DFREF saved = getdataFolderDFR()
setdataFolder root:
wave tem,radius
//radius wave has X,Y coordinates for point 1, center, point 2
variable ulna
//calculate the radial distance as 0.9 the average of the 2 points
ulna = sqrt((radius[1][0] -radius[0][0])^2 +(radius[1][1] -radius[0][1])^2)
ulna = 0.9*(ulna +sqrt((radius[1][0] -radius[2][0])^2 +(radius[1][1] -radius[2][1])^2))/2
imagelineProfile /RAD={radius[1][0],radius[1][1],ulna,20,0.01} srcwave =tem
setdataFolder saved
end
Andy
Here is an example:
•newimage ddd
ImagelineProfile/RAD={100,100,24.5,0,0.01} srcWave=ddd
print numpnts(w_imageLineProfile)
628
ImagelineProfile/RAD={100,100,24.5,5,0.01} srcWave=ddd
print numpnts(w_imageLineProfile)
628
October 1, 2024 at 03:12 pm - Permalink
Hi,
I am having trouble reproducing your results. Attached is a minimal experiment. I set a variable that sets the angle delta. Why aren't I getting similar results.
Andy
DFREF saved = getdataFolderDFR()
setdataFolder root:
wave radius,tem
//radius wave has X,Y coordinates for point 1, center, point 2
variable ulna
ulna = sqrt((radius[1][0] -radius[0][0])^2 +(radius[1][1] -radius[0][1])^2)
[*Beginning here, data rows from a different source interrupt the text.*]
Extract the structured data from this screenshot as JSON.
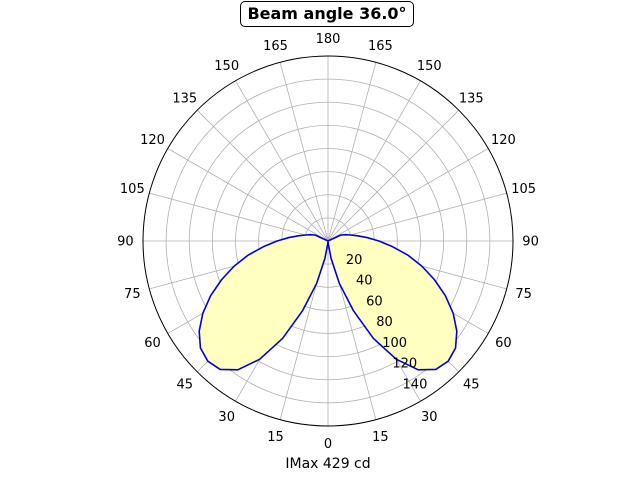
{
  "chart_data": {
    "type": "polar",
    "title": "Beam angle 36.0°",
    "xlabel": "IMax 429 cd",
    "angle_tick_labels": [
      "0",
      "15",
      "30",
      "45",
      "60",
      "75",
      "90",
      "105",
      "120",
      "135",
      "150",
      "165",
      "180",
      "165",
      "150",
      "135",
      "120",
      "105",
      "90",
      "75",
      "60",
      "45",
      "30",
      "15"
    ],
    "radial_tick_labels": [
      "20",
      "40",
      "60",
      "80",
      "100",
      "120",
      "140"
    ],
    "radial_ticks": [
      20,
      40,
      60,
      80,
      100,
      120,
      140
    ],
    "rlim": [
      0,
      160
    ],
    "grid": true,
    "zero_location": "bottom",
    "series": [
      {
        "angles_deg": [
          0,
          5,
          10,
          15,
          20,
          25,
          30,
          35,
          40,
          45,
          50,
          55,
          60,
          65,
          70,
          75,
          80,
          85,
          90,
          95,
          100,
          105,
          110,
          115,
          120
        ],
        "values": [
          0,
          2,
          15,
          38,
          64,
          93,
          118,
          136,
          145,
          147,
          144,
          136,
          125,
          112,
          98,
          84,
          70,
          56,
          44,
          34,
          26,
          20,
          16,
          12,
          0
        ],
        "symmetric": true,
        "line_color": "#0000dd",
        "fill_color": "#ffffc0"
      }
    ]
  }
}
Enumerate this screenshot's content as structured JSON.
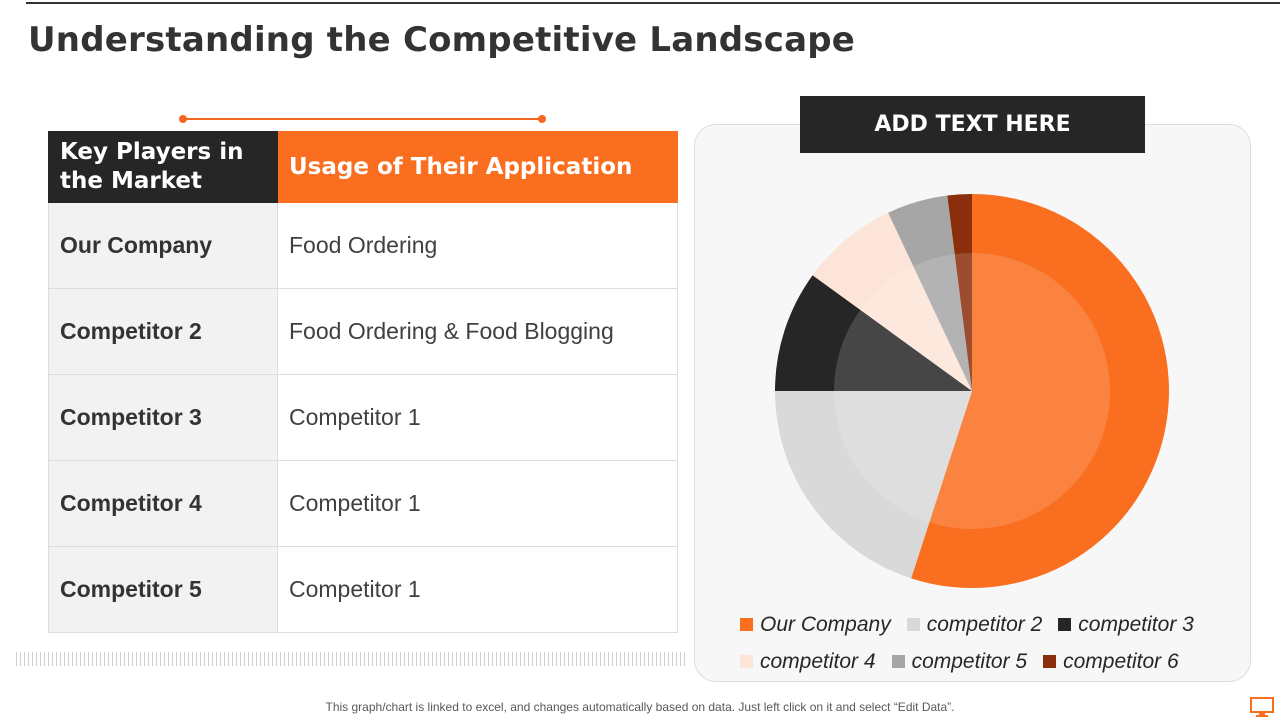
{
  "page": {
    "title": "Understanding the Competitive Landscape",
    "footnote": "This graph/chart is linked to excel, and changes automatically based on data. Just left click on it and select “Edit Data”.",
    "corner_icon": "monitor-icon",
    "accent_color": "#F96E1F",
    "dark_color": "#262626"
  },
  "table": {
    "headers": [
      "Key Players in the Market",
      "Usage of Their Application"
    ],
    "rows": [
      {
        "player": "Our Company",
        "usage": "Food Ordering"
      },
      {
        "player": "Competitor 2",
        "usage": "Food Ordering & Food Blogging"
      },
      {
        "player": "Competitor 3",
        "usage": "Competitor 1"
      },
      {
        "player": "Competitor 4",
        "usage": "Competitor 1"
      },
      {
        "player": "Competitor 5",
        "usage": "Competitor 1"
      }
    ]
  },
  "chart_header": "ADD TEXT HERE",
  "chart_data": {
    "type": "pie",
    "title": "",
    "categories": [
      "Our Company",
      "competitor 2",
      "competitor 3",
      "competitor 4",
      "competitor 5",
      "competitor 6"
    ],
    "values": [
      55,
      20,
      10,
      8,
      5,
      2
    ],
    "colors": [
      "#F96E1F",
      "#D9D9D9",
      "#262626",
      "#FDE4D8",
      "#A6A6A6",
      "#8B2E0B"
    ],
    "legend_position": "bottom"
  }
}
ulna = (ulna +sqrt((radius[1][0] -radius[2][0])^2 +(radius[1][1] -radius[2][1])^2))/2
imagelineProfile /RAD={radius[1][0],radius[1][1],ulna,20,angleDelta} srcwave =tem
wave ILP = W_ImageLineProfile
print numpnts(ILP)
setdataFolder saved
end
October 1, 2024 at 04:12 pm - Permalink
Andy,
Running your experiment here (IP9.03 Mac) I changed your print line to:
I then run your command:
6283 6283
I also tested with the 9.06 nightly build and I get the same results.
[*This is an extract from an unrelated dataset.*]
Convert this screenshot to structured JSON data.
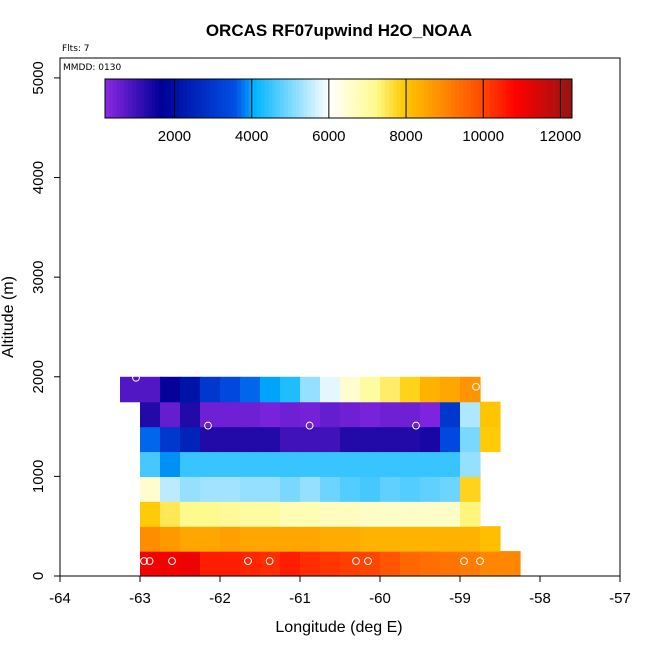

October 3, 2024 at 11:25 am - Permalink
In reply to Andy, Running your… by Igor
What happens when you run calc_circum(0.01)? The expected result is 628, but when I run it I get 5706 and that is what I am trying to understand.
.
Andy
October 3, 2024 at 12:42 pm - Permalink
Andy,
When you reduce the differential angle (say to 0.1) you are passing "circles" consisting of 63 straight line segments to the lineProfile sampler. As is the case with other paths, the operation determines the required output resolution for the path that is calculated for each one of the line segments. In a normal application of ImageLineProfile you have the option to use the /V flag to restrict the operation to computing the profile only at the vertices that you specify. For some reason, this flag was considered incompatible with /RAD (I take full responsibility).
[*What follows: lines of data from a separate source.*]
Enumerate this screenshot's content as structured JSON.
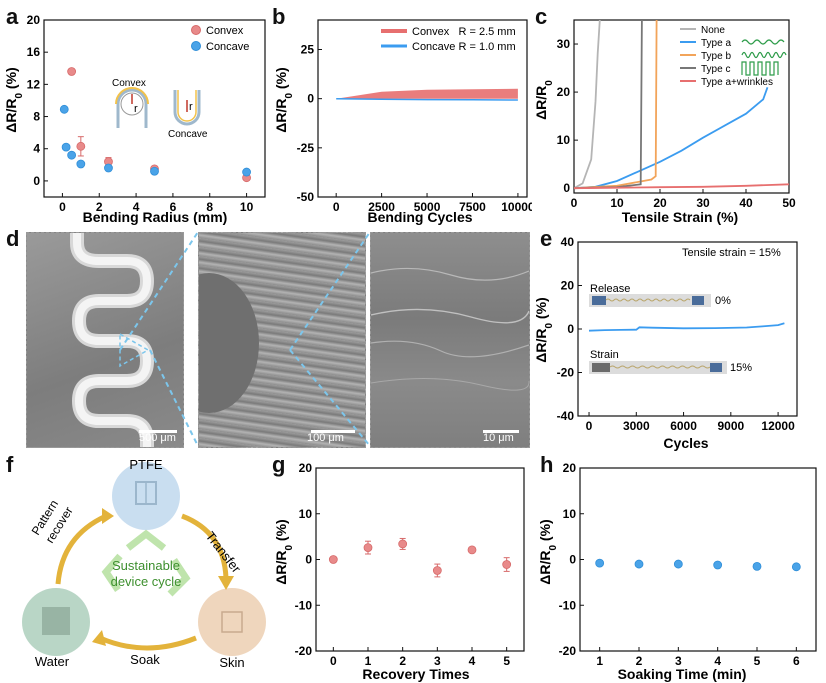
{
  "panels": {
    "a": "a",
    "b": "b",
    "c": "c",
    "d": "d",
    "e": "e",
    "f": "f",
    "g": "g",
    "h": "h"
  },
  "ylabel_main": "ΔR/R",
  "ylabel_sub": "0",
  "ylabel_unit": " (%)",
  "panel_a": {
    "xlabel": "Bending Radius (mm)",
    "legend": [
      "Convex",
      "Concave"
    ],
    "inset_labels": {
      "convex": "Convex",
      "concave": "Concave",
      "r": "r"
    },
    "colors": {
      "convex": "#e88a8a",
      "concave": "#4aa3e8"
    }
  },
  "panel_b": {
    "xlabel": "Bending Cycles",
    "legend": [
      "Convex   R = 2.5 mm",
      "Concave R = 1.0 mm"
    ],
    "colors": {
      "convex": "#e76f6f",
      "concave": "#3b9cf0"
    }
  },
  "panel_c": {
    "xlabel": "Tensile Strain (%)",
    "legend": [
      "None",
      "Type a",
      "Type b",
      "Type c",
      "Type a+wrinkles"
    ],
    "colors": {
      "none": "#b5b5b5",
      "a": "#3b9cf0",
      "b": "#f2a45a",
      "c": "#777777",
      "aw": "#e76f6f"
    }
  },
  "panel_d": {
    "scale_bars": [
      "500 μm",
      "100 μm",
      "10 μm"
    ]
  },
  "panel_e": {
    "xlabel": "Cycles",
    "annotation": "Tensile strain = 15%",
    "release_label": "Release",
    "release_value": "0%",
    "strain_label": "Strain",
    "strain_value": "15%"
  },
  "panel_f": {
    "ptfe": "PTFE",
    "transfer": "Transfer",
    "skin": "Skin",
    "soak": "Soak",
    "water": "Water",
    "pattern_recover": [
      "Pattern",
      "recover"
    ],
    "center": [
      "Sustainable",
      "device cycle"
    ]
  },
  "panel_g": {
    "xlabel": "Recovery Times"
  },
  "panel_h": {
    "xlabel": "Soaking Time (min)"
  },
  "chart_data": [
    {
      "panel": "a",
      "type": "scatter",
      "xlabel": "Bending Radius (mm)",
      "ylabel": "ΔR/R0 (%)",
      "xlim": [
        -1,
        11
      ],
      "ylim": [
        -2,
        20
      ],
      "xticks": [
        0,
        2,
        4,
        6,
        8,
        10
      ],
      "yticks": [
        0,
        4,
        8,
        12,
        16,
        20
      ],
      "legend_position": "top-right",
      "series": [
        {
          "name": "Convex",
          "x": [
            0.5,
            1.0,
            2.5,
            5.0,
            10.0
          ],
          "y": [
            13.6,
            4.3,
            2.4,
            1.5,
            0.4
          ],
          "err": [
            0,
            1.2,
            0.5,
            0.3,
            0.3
          ]
        },
        {
          "name": "Concave",
          "x": [
            0.1,
            0.2,
            0.5,
            1.0,
            2.5,
            5.0,
            10.0
          ],
          "y": [
            8.9,
            4.2,
            3.2,
            2.1,
            1.6,
            1.2,
            1.1
          ]
        }
      ]
    },
    {
      "panel": "b",
      "type": "area",
      "xlabel": "Bending Cycles",
      "ylabel": "ΔR/R0 (%)",
      "xlim": [
        -1000,
        10500
      ],
      "ylim": [
        -50,
        40
      ],
      "xticks": [
        0,
        2500,
        5000,
        7500,
        10000
      ],
      "yticks": [
        -50,
        -25,
        0,
        25
      ],
      "legend_position": "top-right",
      "series": [
        {
          "name": "Convex   R = 2.5 mm",
          "x": [
            0,
            2500,
            5000,
            7500,
            10000
          ],
          "y_low": [
            0,
            0,
            0,
            0,
            0
          ],
          "y_high": [
            0,
            3.5,
            4.5,
            4.8,
            5.0
          ]
        },
        {
          "name": "Concave R = 1.0 mm",
          "x": [
            0,
            2500,
            5000,
            7500,
            10000
          ],
          "y": [
            0,
            -0.3,
            -0.5,
            -0.6,
            -0.7
          ]
        }
      ]
    },
    {
      "panel": "c",
      "type": "line",
      "xlabel": "Tensile Strain (%)",
      "ylabel": "ΔR/R0",
      "xlim": [
        0,
        50
      ],
      "ylim": [
        -1,
        35
      ],
      "xticks": [
        0,
        10,
        20,
        30,
        40,
        50
      ],
      "yticks": [
        0,
        10,
        20,
        30
      ],
      "legend_position": "top-right",
      "series": [
        {
          "name": "None",
          "x": [
            0,
            2,
            4,
            5,
            5.5,
            6
          ],
          "y": [
            0,
            1,
            6,
            18,
            28,
            35
          ]
        },
        {
          "name": "Type a",
          "x": [
            0,
            5,
            10,
            15,
            20,
            25,
            30,
            35,
            40,
            44,
            45
          ],
          "y": [
            0,
            0.3,
            1.5,
            3.5,
            5.5,
            7.8,
            10.5,
            13.0,
            15.5,
            18.5,
            21
          ]
        },
        {
          "name": "Type b",
          "x": [
            0,
            10,
            18,
            19,
            19.2
          ],
          "y": [
            0,
            0.5,
            1.8,
            2.5,
            35
          ]
        },
        {
          "name": "Type c",
          "x": [
            0,
            10,
            15.5,
            15.8
          ],
          "y": [
            0,
            0.2,
            0.8,
            35
          ]
        },
        {
          "name": "Type a+wrinkles",
          "x": [
            0,
            10,
            20,
            30,
            40,
            50
          ],
          "y": [
            0,
            0.1,
            0.2,
            0.3,
            0.5,
            0.8
          ]
        }
      ]
    },
    {
      "panel": "e",
      "type": "line",
      "xlabel": "Cycles",
      "ylabel": "ΔR/R0 (%)",
      "xlim": [
        -700,
        13200
      ],
      "ylim": [
        -40,
        40
      ],
      "xticks": [
        0,
        3000,
        6000,
        9000,
        12000
      ],
      "yticks": [
        -40,
        -20,
        0,
        20,
        40
      ],
      "series": [
        {
          "name": "",
          "x": [
            0,
            1000,
            2000,
            3000,
            3200,
            4000,
            6000,
            8000,
            10000,
            11000,
            12000,
            12400
          ],
          "y": [
            -0.8,
            -0.5,
            -0.4,
            -0.3,
            0.8,
            0.6,
            0.3,
            0.4,
            0.7,
            1.2,
            1.8,
            2.6
          ]
        }
      ]
    },
    {
      "panel": "g",
      "type": "scatter",
      "xlabel": "Recovery Times",
      "ylabel": "ΔR/R0 (%)",
      "xlim": [
        -0.5,
        5.5
      ],
      "ylim": [
        -20,
        20
      ],
      "xticks": [
        0,
        1,
        2,
        3,
        4,
        5
      ],
      "yticks": [
        -20,
        -10,
        0,
        10,
        20
      ],
      "series": [
        {
          "name": "",
          "x": [
            0,
            1,
            2,
            3,
            4,
            5
          ],
          "y": [
            0,
            2.6,
            3.4,
            -2.4,
            2.1,
            -1.1
          ],
          "err": [
            0.4,
            1.4,
            1.2,
            1.4,
            0.5,
            1.5
          ]
        }
      ]
    },
    {
      "panel": "h",
      "type": "scatter",
      "xlabel": "Soaking Time (min)",
      "ylabel": "ΔR/R0 (%)",
      "xlim": [
        0.5,
        6.5
      ],
      "ylim": [
        -20,
        20
      ],
      "xticks": [
        1,
        2,
        3,
        4,
        5,
        6
      ],
      "yticks": [
        -20,
        -10,
        0,
        10,
        20
      ],
      "series": [
        {
          "name": "",
          "x": [
            1,
            2,
            3,
            4,
            5,
            6
          ],
          "y": [
            -0.8,
            -1.0,
            -1.0,
            -1.2,
            -1.5,
            -1.6
          ]
        }
      ]
    }
  ]
}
The actual calculation uses approximately the number of pixels within the segment. If that number of samples is too large for you and you want to sample at a lower rate, the workaround is to create a pair of XY waves for the circle having the exact number of segments that you desire and then execute ImageLineProfile using the /V flag.
AG
October 3, 2024 at 04:10 pm - Permalink